The code should be self-explanatory. Note that we can check both more shallow slots such as "order:drink", but also deeper slots such as "order:drink:flavor", in case the user ordered a milkshake but did not specify the flavor. For each type of slot that can be requested, a specific state is defined. Let's look at "RequestDrink":

<state id="RequestDrink" extends="Dialog">
    <onentry>
        <agent:say>Do you want anything to drink?</agent:say>
        <agent:listen/>
    </onentry>
    <onevent name="sense.user.speak" cond="event?:sem:yes">
        <agent:say>So what do you want to drink?</agent:say>
        <agent:listen/>
    </onevent>
    <onevent name="sense.user.speak" cond="event?:sem:no">
        <exec>order:drink:type = "none"</exec>
        <goto state="CheckOrder"/>
    </onevent>
</state>

The state starts by asking "Do you want anything to drink?". Note that the design of the flow now allows the user to reply in a number of different ways:

  • If the user says "I want a coke" or just "a coke", this is handled in the "Dialog" state. Since the drink will be adjoined to the order, the CheckOrder will not ask for the drink again.
  • If the user just says "yes", the system will ask a more direct question "So what do you want to drink?".
  • If the user says "no", the system will fill this slot with the value "none", so that the CheckOrder will not ask for the drink again.
  • The user can also say something else such as "I want a sallad", which will be adjoined to the order. The CheckOrder will then ask for the drink again. However, it will not ask if the user wants a sallad later on, since this information has already been provided.
  • Similarly, the user can over-answer the question with "a coke and a sallad please". Again, this extra information will not be lost.

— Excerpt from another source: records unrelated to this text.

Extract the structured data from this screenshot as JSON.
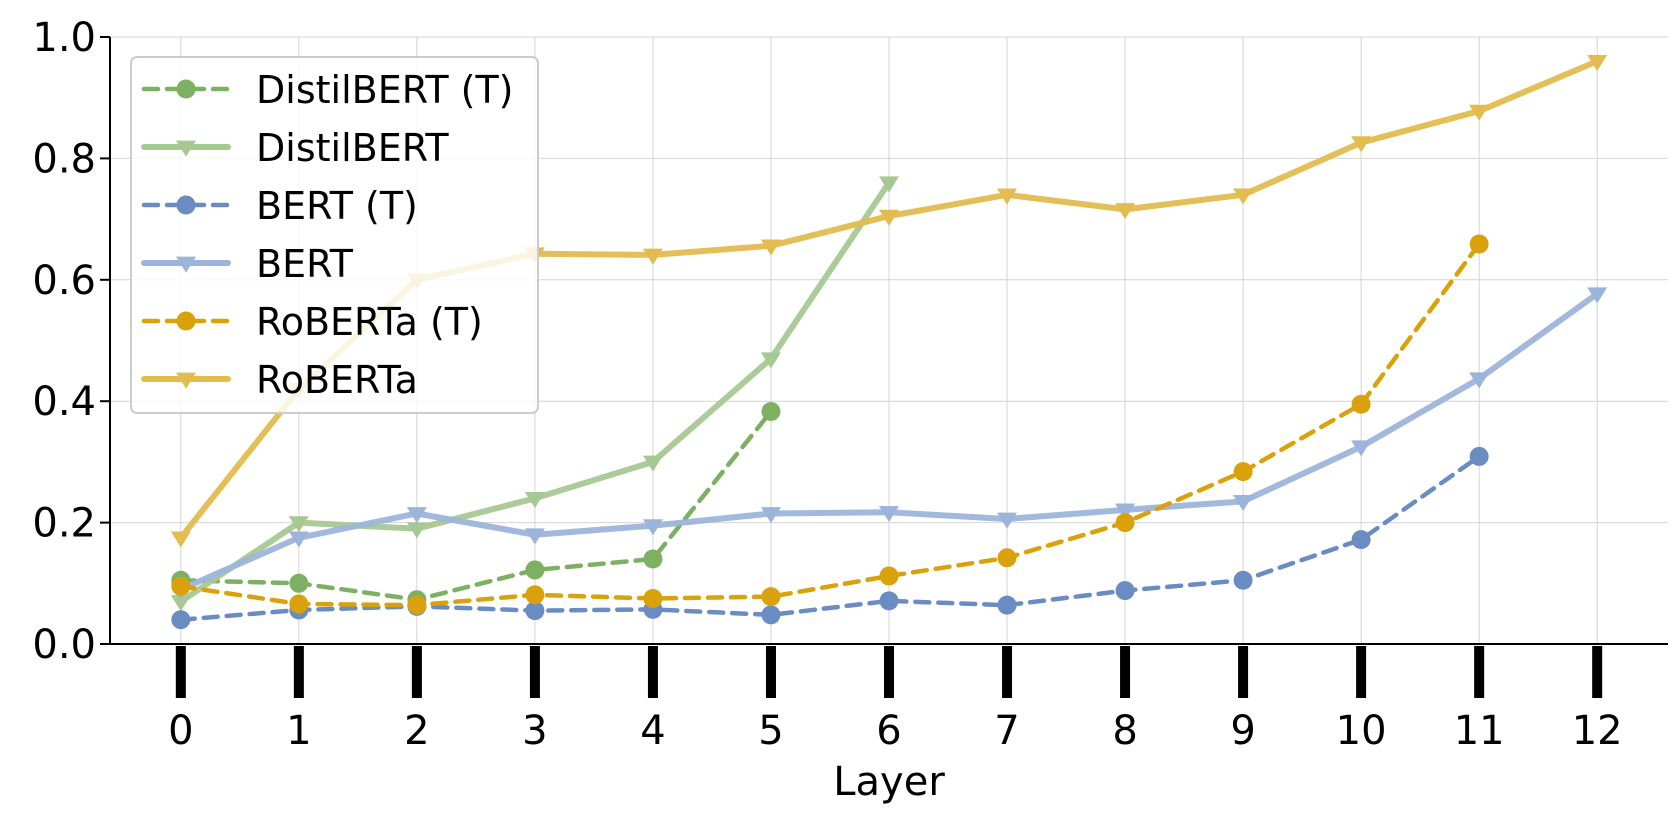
{
  "chart_data": {
    "type": "line",
    "title": "",
    "xlabel": "Layer",
    "ylabel": "",
    "xlim": [
      -0.6,
      12.6
    ],
    "ylim": [
      0.0,
      1.0
    ],
    "x_ticks": [
      "0",
      "1",
      "2",
      "3",
      "4",
      "5",
      "6",
      "7",
      "8",
      "9",
      "10",
      "11",
      "12"
    ],
    "y_ticks": [
      "0.0",
      "0.2",
      "0.4",
      "0.6",
      "0.8",
      "1.0"
    ],
    "grid": true,
    "legend_position": "top-left",
    "series": [
      {
        "name": "DistilBERT (T)",
        "color": "#7eb063",
        "style": "dashed",
        "marker": "circle",
        "x": [
          0,
          1,
          2,
          3,
          4,
          5
        ],
        "values": [
          0.105,
          0.1,
          0.073,
          0.122,
          0.14,
          0.383
        ]
      },
      {
        "name": "DistilBERT",
        "color": "#a6c994",
        "style": "solid",
        "marker": "triangle-down",
        "x": [
          0,
          1,
          2,
          3,
          4,
          5,
          6
        ],
        "values": [
          0.07,
          0.2,
          0.19,
          0.24,
          0.3,
          0.47,
          0.76
        ]
      },
      {
        "name": "BERT (T)",
        "color": "#6a8cc2",
        "style": "dashed",
        "marker": "circle",
        "x": [
          0,
          1,
          2,
          3,
          4,
          5,
          6,
          7,
          8,
          9,
          10,
          11
        ],
        "values": [
          0.04,
          0.056,
          0.062,
          0.055,
          0.057,
          0.048,
          0.071,
          0.064,
          0.088,
          0.105,
          0.172,
          0.309
        ]
      },
      {
        "name": "BERT",
        "color": "#9db4da",
        "style": "solid",
        "marker": "triangle-down",
        "x": [
          0,
          1,
          2,
          3,
          4,
          5,
          6,
          7,
          8,
          9,
          10,
          11,
          12
        ],
        "values": [
          0.09,
          0.175,
          0.215,
          0.18,
          0.195,
          0.215,
          0.217,
          0.206,
          0.221,
          0.235,
          0.325,
          0.437,
          0.577
        ]
      },
      {
        "name": "RoBERTa (T)",
        "color": "#d9a20a",
        "style": "dashed",
        "marker": "circle",
        "x": [
          0,
          1,
          2,
          3,
          4,
          5,
          6,
          7,
          8,
          9,
          10,
          11
        ],
        "values": [
          0.095,
          0.066,
          0.064,
          0.081,
          0.075,
          0.078,
          0.112,
          0.142,
          0.2,
          0.284,
          0.395,
          0.659
        ]
      },
      {
        "name": "RoBERTa",
        "color": "#e3bc4f",
        "style": "solid",
        "marker": "triangle-down",
        "x": [
          0,
          1,
          2,
          3,
          4,
          5,
          6,
          7,
          8,
          9,
          10,
          11,
          12
        ],
        "values": [
          0.175,
          0.42,
          0.6,
          0.643,
          0.641,
          0.656,
          0.705,
          0.74,
          0.716,
          0.74,
          0.826,
          0.878,
          0.96
        ]
      }
    ]
  }
}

This shows how a relatively compact dialog design with hierarchical states can be used to allow for a very flexible dialog with many different scenarios. It should be possible to apply the same pattern to many different applications, such as ticket or restaurant booking. In the Chess example that comes with IrisTK, you can also see how this pattern is used.

Once the order is complete, it will be printed in the console (with the \<log> action), so that you can see what it looks like.

Allowing barge-in

As it is now, the system is either speaking or listening. Thus, it is not possible for the user to interrupt the system. A common feature in dialog systems is to allow barge-in, which means that the user can interrupt the system while it is speaking. For this, there is a reusable behavior called <agent:prompt> that we can use instead of <agent:say> and <agent:listen>.

Try to replace this:

<agent:say>May I please take your order</agent:say>
<agent:listen/>

with this:

<agent:prompt>May I please take your order</agent:prompt>

Similarly, you can do this at all places where you have a <agent:say> and <agent:listen>. Now, you should be able to interrupt the system while it is speaking.

Note: there is currently no echo cancellation built into FurhatOS. Thus, if you have an open microphone and an open speaker, the system may interrupt itself. However, if you are using a headset or a laptop with built-in echo cancellation, you should be fine.